See [consensus review procedure](references/consensus-review.md) for the full multi-reviewer consensus process — when to trigger it, the 3 reviewer prompts (structural, relational, functional), vote aggregation rules, and how to record consensus results in the component map.

### Step 7: Check for Existing Architectures

For each discovered component, check if `GENERATED_ARCHITECTURE.md` exists:

```bash
ls {checkouts_dir}/{repo_name}/GENERATED_ARCHITECTURE.md
```

Set `has_architecture: true/false` accordingly.

### Step 8: Build Output JSON

See [output schema](references/output-schema.md) for the full component-map.json schema including metadata, component fields, dependency_graph, and excluded sections.

**Important structural requirements:**
- `components` must be a **dict** keyed by component key, not a list
- `excluded` must be a **dict** keyed by repo name, not a list
- Each component's `key` field must match its dict key

### Step 9: Write Output

Write to `architecture/{platform}/component-map.json`.

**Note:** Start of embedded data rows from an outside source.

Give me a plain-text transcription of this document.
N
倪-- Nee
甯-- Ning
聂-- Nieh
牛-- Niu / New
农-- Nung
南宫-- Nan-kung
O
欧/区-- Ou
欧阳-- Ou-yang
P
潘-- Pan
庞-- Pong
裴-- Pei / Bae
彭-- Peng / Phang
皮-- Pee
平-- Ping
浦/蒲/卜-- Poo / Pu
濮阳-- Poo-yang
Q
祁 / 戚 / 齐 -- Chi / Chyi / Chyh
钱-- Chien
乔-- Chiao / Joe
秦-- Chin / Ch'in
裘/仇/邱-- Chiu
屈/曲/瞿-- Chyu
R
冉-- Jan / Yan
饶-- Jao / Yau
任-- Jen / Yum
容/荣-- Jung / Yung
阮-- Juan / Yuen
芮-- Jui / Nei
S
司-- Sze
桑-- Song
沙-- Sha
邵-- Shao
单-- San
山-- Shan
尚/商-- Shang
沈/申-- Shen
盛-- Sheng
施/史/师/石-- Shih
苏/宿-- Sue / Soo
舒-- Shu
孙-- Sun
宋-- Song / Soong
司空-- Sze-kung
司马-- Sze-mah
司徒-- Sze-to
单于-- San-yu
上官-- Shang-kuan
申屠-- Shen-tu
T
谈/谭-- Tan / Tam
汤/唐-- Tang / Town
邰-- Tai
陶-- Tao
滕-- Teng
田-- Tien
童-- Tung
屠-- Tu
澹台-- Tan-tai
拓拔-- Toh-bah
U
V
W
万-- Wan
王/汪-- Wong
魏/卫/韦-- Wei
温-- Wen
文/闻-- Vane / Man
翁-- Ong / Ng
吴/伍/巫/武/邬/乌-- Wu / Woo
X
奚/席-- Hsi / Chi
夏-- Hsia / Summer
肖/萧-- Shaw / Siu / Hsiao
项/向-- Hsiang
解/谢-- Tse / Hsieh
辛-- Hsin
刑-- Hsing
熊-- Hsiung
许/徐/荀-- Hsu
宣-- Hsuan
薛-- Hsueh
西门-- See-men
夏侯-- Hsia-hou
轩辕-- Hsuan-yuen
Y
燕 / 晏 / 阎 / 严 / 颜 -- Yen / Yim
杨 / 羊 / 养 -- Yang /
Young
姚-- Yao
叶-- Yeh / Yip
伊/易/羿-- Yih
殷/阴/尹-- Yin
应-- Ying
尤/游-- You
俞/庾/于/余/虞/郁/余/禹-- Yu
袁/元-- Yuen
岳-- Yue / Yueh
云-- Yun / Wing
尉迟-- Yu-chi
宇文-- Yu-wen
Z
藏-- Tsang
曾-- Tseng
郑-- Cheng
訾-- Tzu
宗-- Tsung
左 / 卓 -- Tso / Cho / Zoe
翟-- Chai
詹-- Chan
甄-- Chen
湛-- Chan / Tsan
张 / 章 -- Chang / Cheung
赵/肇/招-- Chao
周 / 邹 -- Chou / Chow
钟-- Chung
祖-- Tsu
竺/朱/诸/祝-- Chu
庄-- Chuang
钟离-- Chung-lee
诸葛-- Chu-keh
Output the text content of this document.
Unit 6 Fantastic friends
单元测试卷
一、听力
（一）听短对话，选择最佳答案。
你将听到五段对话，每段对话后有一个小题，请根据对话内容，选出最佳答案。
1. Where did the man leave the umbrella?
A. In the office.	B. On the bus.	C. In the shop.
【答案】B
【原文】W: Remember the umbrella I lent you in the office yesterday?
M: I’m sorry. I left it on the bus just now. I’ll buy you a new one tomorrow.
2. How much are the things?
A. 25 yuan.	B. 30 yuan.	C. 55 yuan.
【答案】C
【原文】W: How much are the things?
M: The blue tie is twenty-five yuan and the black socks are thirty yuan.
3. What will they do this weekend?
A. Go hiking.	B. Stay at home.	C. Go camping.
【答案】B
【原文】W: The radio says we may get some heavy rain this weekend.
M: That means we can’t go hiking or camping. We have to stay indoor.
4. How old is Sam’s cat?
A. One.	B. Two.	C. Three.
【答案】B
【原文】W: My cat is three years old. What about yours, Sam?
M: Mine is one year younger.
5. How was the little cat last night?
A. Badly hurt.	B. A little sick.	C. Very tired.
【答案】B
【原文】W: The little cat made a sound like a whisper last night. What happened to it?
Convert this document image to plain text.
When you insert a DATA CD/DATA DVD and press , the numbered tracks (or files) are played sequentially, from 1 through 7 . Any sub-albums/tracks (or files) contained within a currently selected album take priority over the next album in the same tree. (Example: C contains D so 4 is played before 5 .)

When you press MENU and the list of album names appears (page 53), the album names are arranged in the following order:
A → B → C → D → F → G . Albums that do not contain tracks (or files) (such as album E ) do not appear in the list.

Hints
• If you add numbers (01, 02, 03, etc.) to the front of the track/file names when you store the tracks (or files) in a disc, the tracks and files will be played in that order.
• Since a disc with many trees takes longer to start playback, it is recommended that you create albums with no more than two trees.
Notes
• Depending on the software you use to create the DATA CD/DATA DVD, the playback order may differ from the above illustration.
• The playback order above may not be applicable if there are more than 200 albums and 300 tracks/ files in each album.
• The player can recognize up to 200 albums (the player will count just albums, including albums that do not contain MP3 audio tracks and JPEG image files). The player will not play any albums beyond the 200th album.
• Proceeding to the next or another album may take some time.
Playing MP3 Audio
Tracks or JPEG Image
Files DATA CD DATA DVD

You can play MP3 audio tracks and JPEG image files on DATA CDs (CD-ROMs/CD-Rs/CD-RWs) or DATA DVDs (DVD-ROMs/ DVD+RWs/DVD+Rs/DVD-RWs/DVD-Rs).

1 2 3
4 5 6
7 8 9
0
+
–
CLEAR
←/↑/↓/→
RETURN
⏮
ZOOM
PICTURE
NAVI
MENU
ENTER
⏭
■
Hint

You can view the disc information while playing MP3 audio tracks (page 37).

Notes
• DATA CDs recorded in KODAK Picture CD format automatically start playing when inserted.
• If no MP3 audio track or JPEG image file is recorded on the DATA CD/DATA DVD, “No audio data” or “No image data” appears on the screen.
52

**Always overwrite** the existing file if one is present — the user is re-running discovery to get updated results. Do NOT skip writing because the file already exists.

### Step 9a: Validate Output

After writing, run the validation script to catch schema errors before reporting success:

```bash
python ${CLAUDE_SKILL_DIR}/scripts/validate_component_map.py architecture/{platform}/component-map.json
```

If validation fails, read the errors, fix the JSON, re-write the file, and re-validate. Do not proceed to Step 10 until validation passes.

### Step 10: Report Summary

See [output schema](references/output-schema.md) for the full report summary template. Output includes platform info, discovery method, component counts, tiered component lists, consensus-reviewed repos, and next steps.

## Heuristics for Component Classification

See [classification heuristics](references/classification-heuristics.md) for full include/exclude criteria, confidence levels, shared library detection methods, and special cases.

## Error Handling

- If no entry point found, use operator detection heuristics
- If checkouts directory doesn't exist, error and exit
- If no components discovered, warn but output empty map
- If breadcrumb parsing fails, continue with next repo

## Notes

- This is heuristic-based, not perfect
- User can manually edit `component-map.json` after generation
- Designed for platforms without central manifest scripts
- Outputs same format as manifest parser for pipeline compatibility

### Critical: Don't Exclude Shared Libraries or API Contracts!

See [common mistakes](references/common-mistakes.md) for the 5 most frequent classification errors and how to avoid them.